Что делать? Денег ни рубля, и так приступили забирать вещи за бесценок. Офицер только отмечал уплату против списков. Как ни были ценны вещи и мебели, украшавшие комнаты Фаничкиных, но всего этого недостало. Приступили к гардеробам – или «горизонтам», по словам Пузилкина, – и еще кое-как частицу очистили долгов, в остальных условились на сроки и, получив форменные обязательства, пришедшие с офицером разошлись.

Павел Алексеевич приступил к последнему распоряжению. Для детей – он об них вспомнил под конец – с нянюшками и мамушками нанял бричку и отправил в деревню. Всю прислугу послал пешком, а сам, сев в наемную повозку, вздохнул горестно и, воскликнув:

– Никогда, никогда уже не могу я вступить в высший круг! – поехал в деревню.

 

_____
Примітки
Вперше надруковано: Квітка-Основ’яненко Г. Ф. Твори в шести томах, т. 4. К., Держлітвидав України, 1956.
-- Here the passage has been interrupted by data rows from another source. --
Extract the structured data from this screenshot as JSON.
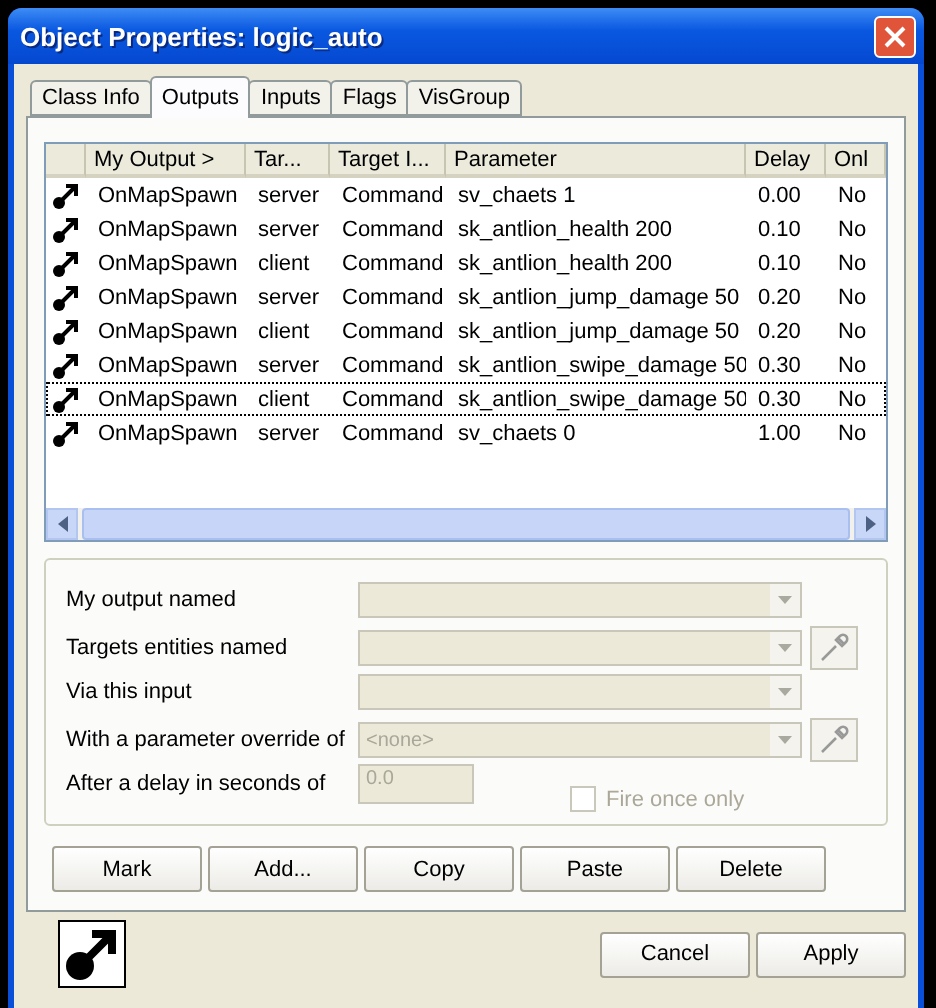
{
  "window": {
    "title": "Object Properties: logic_auto"
  },
  "tabs": [
    {
      "label": "Class Info",
      "selected": false
    },
    {
      "label": "Outputs",
      "selected": true
    },
    {
      "label": "Inputs",
      "selected": false
    },
    {
      "label": "Flags",
      "selected": false
    },
    {
      "label": "VisGroup",
      "selected": false
    }
  ],
  "table": {
    "columns": [
      "My Output >",
      "Tar...",
      "Target I...",
      "Parameter",
      "Delay",
      "Onl"
    ],
    "rows": [
      {
        "cells": [
          "OnMapSpawn",
          "server",
          "Command",
          "sv_chaets 1",
          "0.00",
          "No"
        ],
        "focused": false
      },
      {
        "cells": [
          "OnMapSpawn",
          "server",
          "Command",
          "sk_antlion_health 200",
          "0.10",
          "No"
        ],
        "focused": false
      },
      {
        "cells": [
          "OnMapSpawn",
          "client",
          "Command",
          "sk_antlion_health 200",
          "0.10",
          "No"
        ],
        "focused": false
      },
      {
        "cells": [
          "OnMapSpawn",
          "server",
          "Command",
          "sk_antlion_jump_damage 50",
          "0.20",
          "No"
        ],
        "focused": false
      },
      {
        "cells": [
          "OnMapSpawn",
          "client",
          "Command",
          "sk_antlion_jump_damage 50",
          "0.20",
          "No"
        ],
        "focused": false
      },
      {
        "cells": [
          "OnMapSpawn",
          "server",
          "Command",
          "sk_antlion_swipe_damage 50",
          "0.30",
          "No"
        ],
        "focused": false
      },
      {
        "cells": [
          "OnMapSpawn",
          "client",
          "Command",
          "sk_antlion_swipe_damage 50",
          "0.30",
          "No"
        ],
        "focused": true
      },
      {
        "cells": [
          "OnMapSpawn",
          "server",
          "Command",
          "sv_chaets 0",
          "1.00",
          "No"
        ],
        "focused": false
      }
    ]
  },
  "form": [
    {
      "label": "My output named",
      "kind": "combo",
      "picker": false
    },
    {
      "label": "Targets entities named",
      "kind": "combo",
      "picker": true
    },
    {
      "label": "Via this input",
      "kind": "combo",
      "picker": false
    },
    {
      "label": "With a parameter override of",
      "kind": "combo",
      "picker": true,
      "value": "<none>"
    },
    {
      "label": "After a delay in seconds of",
      "kind": "text",
      "value": "0.0"
    }
  ],
  "fire_once": {
    "label": "Fire once only",
    "checked": false,
    "disabled": true
  },
  "actions": [
    "Mark",
    "Add...",
    "Copy",
    "Paste",
    "Delete"
  ],
  "footer_buttons": [
    "Cancel",
    "Apply"
  ]
}
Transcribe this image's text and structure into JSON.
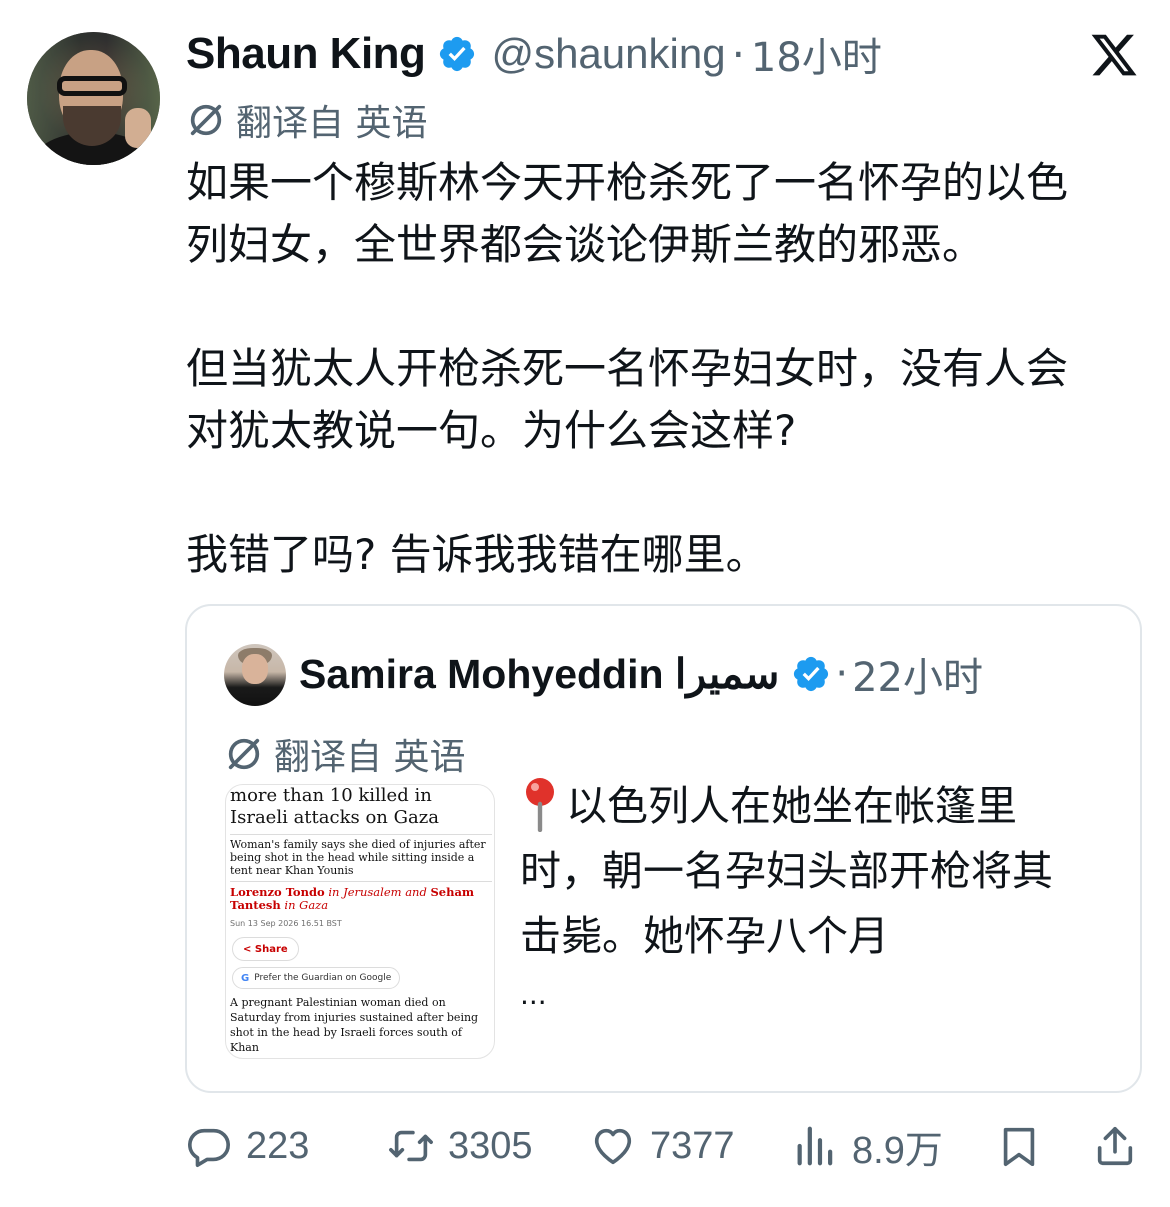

Автограф зберігається у відділі рукописів Інституту літератури ім. Т. Г. Шевченка АН УРСР (ф. 67, № 57).

Автограф оповідання – рукопис на 20 стор. in 4°. Папір з філігранню «1836». Історія автографа – у статті Н. О. Ішиної «Російська проза Г. Квітки-Основ’яненка».

На першій сторінці зверху рукою Г. Ф. Квітки-Основ’яненка заголовними літерами написано: «Губернские сцены». І нижче: «І. Званый вечер». Збоку рукою І. І. Срезневського олівцем дописано: «Нигде не печатан».

Г. Ф. Квітка-Основ’яненко мав намір у циклі оповідань під загальним заголовком «Губернские сцены» подати «фізіологію» губернії. Однак було написано лише одне оповідання «Званый вечер».

Про автограф оповідання згадує Г. П. Данилевський.

Подається за автографом.

Герольдія – особлива установа, створена Петром І в 1722 р., що відала справами про дворянські титули і привілеї.

Лаж (від. франц. l’aggio) – доплата при обмінюванні грошей паперових на срібні, срібних на золоті.

«Зелений корсет» – роман О. А. Орлова (1791 – 1840), що постачав «чтивом» найвідсталіші верстви російського купецтва та міщанства.

Улита Потапьевна – в автографі вона зветься ще Уляною Потапівною, Меланією Микитівною. Усуваємо цей різнобій, оскільки «Улита Потапьевна» зустрічається найчастіше.

Подається за виданням: Квітка-Основ’яненко Г.Ф. Зібрання творів у 7-ми томах. – К.: Наукова думка, 1979 р., т. 4, с. 423 – 467.